EL COLGADO
© Fernando Garrido, 14, XII, 2030
Recuerdo que al menos allá por el 78, “estar colgado” significaba andar enredado o bajo efectos de las drogas. El termino no era necesariamente peyorativo, pues en determinados ambientes juveniles se aplicaba a ser o estar en la órbita guay, dabuti o dabuten, o sea, en cresta de esa ola que se llevó a algunos por delante abusando de aquella reciente libertad y nuevo orden democrático que trajo a España –aparte de psicotrópicos- un periodo de cierta estabilidad y prosperidad que, nadie se engañe, ha finado por incompatibilidad orgánica con las constantes vitales prescritas en una democracia homologable.
Volviendo al termino o expresión “colgado”, también se puede estarlo de una mujer, de la brocha, del andamio o de una grúa si eres gay en Irán. El conocimiento puede estar colgado de alfileres para el mal estudiante, o del mismo modo se dice que un aparato se ha “colgado” cuando deja de funcionar correctamente, como sucede ahora con el Estado social y de derecho español.
El 78, aparte de un nostálgico número que marcó el inició de una era, es también la cifra de naipes que componen el tarot que, como todo el mundo sabe, son un instrumento muy común en las artes adivinatorias. Se trata de una baraja extraña con figuras simbólicas que echadas, en aleatoria y azarosa combinación, orientan la interpretación arbitraria de un vidente, augur o vate acerca de las circunstancias pasadas, presentes o futuras en la vida de incautos necesitados de respuestas a su incierta existencia.
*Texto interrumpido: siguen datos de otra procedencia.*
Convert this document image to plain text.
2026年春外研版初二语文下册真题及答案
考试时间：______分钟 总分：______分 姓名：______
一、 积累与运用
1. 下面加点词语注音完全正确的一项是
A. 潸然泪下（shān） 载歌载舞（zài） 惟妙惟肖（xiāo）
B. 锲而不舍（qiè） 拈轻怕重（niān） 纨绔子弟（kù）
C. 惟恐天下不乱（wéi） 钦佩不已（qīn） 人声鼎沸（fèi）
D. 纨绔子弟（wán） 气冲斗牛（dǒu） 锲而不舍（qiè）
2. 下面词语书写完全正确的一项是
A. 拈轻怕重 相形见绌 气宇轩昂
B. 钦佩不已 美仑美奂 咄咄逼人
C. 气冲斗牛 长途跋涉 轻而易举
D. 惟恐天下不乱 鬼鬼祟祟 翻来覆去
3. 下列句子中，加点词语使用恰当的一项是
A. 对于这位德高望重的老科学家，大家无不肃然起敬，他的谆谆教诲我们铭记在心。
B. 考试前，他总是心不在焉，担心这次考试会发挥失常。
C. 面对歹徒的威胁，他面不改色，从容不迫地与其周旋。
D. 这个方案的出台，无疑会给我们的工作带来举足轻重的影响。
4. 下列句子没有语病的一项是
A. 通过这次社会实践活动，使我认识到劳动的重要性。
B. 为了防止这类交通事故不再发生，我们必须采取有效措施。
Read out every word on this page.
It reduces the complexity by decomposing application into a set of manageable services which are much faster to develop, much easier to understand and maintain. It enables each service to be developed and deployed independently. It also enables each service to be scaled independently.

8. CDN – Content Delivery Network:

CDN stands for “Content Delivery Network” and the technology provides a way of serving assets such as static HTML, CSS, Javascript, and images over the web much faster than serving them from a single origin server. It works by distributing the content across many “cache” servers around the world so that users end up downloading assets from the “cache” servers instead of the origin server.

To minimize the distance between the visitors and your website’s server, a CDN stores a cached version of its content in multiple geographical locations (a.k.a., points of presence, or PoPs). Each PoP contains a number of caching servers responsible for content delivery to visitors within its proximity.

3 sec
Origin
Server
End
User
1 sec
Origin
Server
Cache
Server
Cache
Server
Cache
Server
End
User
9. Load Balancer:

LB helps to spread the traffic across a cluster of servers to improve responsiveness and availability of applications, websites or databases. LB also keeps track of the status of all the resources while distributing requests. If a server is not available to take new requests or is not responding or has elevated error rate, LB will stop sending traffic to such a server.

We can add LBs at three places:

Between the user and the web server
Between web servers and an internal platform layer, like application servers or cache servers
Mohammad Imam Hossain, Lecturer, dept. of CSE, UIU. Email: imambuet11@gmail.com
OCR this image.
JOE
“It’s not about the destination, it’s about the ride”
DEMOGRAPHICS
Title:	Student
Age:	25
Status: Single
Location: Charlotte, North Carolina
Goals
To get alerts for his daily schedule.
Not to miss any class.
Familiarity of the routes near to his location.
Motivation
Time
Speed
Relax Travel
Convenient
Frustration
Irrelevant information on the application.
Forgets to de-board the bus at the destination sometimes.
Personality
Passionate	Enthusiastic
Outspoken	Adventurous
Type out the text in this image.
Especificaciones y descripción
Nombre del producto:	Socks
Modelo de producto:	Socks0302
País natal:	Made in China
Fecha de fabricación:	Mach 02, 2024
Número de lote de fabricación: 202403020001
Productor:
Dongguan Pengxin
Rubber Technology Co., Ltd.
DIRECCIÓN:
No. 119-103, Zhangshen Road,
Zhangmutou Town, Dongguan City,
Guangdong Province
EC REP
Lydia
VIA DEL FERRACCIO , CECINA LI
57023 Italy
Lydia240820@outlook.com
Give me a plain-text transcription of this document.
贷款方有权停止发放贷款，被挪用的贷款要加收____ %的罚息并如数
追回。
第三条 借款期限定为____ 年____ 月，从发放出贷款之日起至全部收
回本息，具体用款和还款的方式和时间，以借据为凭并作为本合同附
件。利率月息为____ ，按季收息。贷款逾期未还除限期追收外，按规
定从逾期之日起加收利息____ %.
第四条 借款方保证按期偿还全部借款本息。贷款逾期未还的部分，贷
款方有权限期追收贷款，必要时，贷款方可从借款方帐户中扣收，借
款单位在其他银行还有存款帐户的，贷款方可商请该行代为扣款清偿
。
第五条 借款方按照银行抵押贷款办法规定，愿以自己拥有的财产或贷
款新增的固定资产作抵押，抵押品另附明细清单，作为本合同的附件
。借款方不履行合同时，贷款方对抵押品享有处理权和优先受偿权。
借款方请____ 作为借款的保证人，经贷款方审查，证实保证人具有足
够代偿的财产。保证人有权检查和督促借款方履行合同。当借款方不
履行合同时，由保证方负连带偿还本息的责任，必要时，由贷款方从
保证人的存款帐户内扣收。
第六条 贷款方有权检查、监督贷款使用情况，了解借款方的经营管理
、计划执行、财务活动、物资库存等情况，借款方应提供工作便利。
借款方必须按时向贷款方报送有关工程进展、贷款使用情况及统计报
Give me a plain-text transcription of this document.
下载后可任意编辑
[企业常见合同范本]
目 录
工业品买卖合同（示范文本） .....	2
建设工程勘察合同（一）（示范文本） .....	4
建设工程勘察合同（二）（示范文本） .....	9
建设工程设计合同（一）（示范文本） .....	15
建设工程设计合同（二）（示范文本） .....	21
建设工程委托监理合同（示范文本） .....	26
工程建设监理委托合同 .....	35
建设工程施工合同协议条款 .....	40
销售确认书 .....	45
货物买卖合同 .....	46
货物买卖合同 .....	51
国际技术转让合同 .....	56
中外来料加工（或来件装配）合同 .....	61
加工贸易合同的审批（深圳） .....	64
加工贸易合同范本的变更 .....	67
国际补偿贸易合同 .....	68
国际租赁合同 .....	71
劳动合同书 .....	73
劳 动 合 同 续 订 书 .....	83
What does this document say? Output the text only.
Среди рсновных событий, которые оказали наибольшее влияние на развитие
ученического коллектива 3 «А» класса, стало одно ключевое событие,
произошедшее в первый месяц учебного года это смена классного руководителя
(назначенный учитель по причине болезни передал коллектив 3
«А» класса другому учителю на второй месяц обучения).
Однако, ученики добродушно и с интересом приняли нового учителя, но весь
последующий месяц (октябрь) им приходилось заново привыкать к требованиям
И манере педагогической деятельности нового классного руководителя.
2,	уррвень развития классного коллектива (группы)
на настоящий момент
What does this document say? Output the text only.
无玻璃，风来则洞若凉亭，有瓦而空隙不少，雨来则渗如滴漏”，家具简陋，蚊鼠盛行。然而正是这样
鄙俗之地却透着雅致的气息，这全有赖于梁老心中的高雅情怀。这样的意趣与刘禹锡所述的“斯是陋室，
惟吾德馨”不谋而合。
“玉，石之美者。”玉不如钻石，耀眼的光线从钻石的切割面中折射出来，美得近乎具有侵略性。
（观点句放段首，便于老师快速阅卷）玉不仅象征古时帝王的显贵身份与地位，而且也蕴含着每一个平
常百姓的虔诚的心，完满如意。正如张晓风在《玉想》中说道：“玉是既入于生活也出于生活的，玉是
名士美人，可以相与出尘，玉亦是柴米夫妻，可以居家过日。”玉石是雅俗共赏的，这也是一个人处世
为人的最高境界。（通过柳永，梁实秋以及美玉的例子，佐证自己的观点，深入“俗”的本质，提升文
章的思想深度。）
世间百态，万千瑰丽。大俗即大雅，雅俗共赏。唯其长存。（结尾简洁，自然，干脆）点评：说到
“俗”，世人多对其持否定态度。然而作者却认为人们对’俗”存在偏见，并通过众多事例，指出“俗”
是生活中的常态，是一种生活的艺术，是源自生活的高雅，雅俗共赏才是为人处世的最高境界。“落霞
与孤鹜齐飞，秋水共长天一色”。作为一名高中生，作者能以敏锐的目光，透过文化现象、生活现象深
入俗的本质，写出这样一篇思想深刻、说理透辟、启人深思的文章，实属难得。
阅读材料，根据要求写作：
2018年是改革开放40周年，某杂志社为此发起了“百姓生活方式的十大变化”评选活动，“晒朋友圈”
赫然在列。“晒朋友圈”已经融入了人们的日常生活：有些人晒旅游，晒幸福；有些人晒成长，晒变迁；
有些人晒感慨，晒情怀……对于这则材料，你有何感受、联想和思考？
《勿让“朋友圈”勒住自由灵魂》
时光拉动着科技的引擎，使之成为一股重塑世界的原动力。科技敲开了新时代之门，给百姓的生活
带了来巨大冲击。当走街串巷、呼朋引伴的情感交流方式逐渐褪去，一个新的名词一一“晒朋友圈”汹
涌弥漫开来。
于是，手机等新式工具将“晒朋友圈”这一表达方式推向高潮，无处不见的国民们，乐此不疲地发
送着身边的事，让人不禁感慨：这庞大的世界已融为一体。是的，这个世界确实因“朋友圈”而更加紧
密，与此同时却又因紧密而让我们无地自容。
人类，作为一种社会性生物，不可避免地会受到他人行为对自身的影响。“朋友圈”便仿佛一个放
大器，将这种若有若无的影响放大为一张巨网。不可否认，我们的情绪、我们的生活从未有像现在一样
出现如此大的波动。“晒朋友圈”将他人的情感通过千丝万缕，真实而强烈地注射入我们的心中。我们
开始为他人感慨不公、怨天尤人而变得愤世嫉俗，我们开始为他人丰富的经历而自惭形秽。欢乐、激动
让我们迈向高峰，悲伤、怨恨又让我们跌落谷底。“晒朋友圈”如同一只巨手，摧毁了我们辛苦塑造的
Del tarot, en su arcano (del lat. arcanus: misterio) mayor, compuesto por 22 cartas a la cual más ambigua y mistérica, existe la figura del “colgado” que parece habérsenos colado en el trampantojo político mediático estos días cuando, desde la gloriosa Argentina, el líder de Vox expresó su deseo profético para un pueblo que, en un momento dado, harto de engaños, colgará al impostor de los pies.
Ojalá, laus Deo y amén.
Somos muchos, creo que mayoría, los que entendemos perfectamente la metáfora desiderativa de la cual se desprende que no es sólo deseable sino urgente para la salud democrática, que aquel que ha tomado nuestras vidas y bienes al servicio de su proyecto personal, acabe siendo juzgado y condenado por traición al pueblo tiranizado.
No olvidemos que en democracia es la sociedad quien, a través de la fiscalía, acusa al delincuente.
La perversión es que en este país el gran fiscal depende del presunto, por tanto un cómplice más que, según declaraba ayer mismo, tratará de estudiar (forzar) la manera de ajusticiar la desiderata del denunciante por odio hacia su superior denunciado, y va a «analizar todo el contexto, no solo lo específico de determinadas frases o afirmaciones».
Lo cierto es que “el colgado” es para el fiscal como esa carta del tarot para el vate estafador que, asociada a otras, tiene un valor anfibológico o acomodaticio para dar gusto a su cliente.
Así que, si expresar que un pueblo debe de hacer justicia es “delito de odio”, la ley va contra sí misma. Es el derecho al revés del progresismo hacia un golpe de régimen sin consenso, sufragio, periodo constituyente ni texto fundacional que, colgándonos tan solo de una ley, espera liquidar la actual legalidad y configuración del Estado español.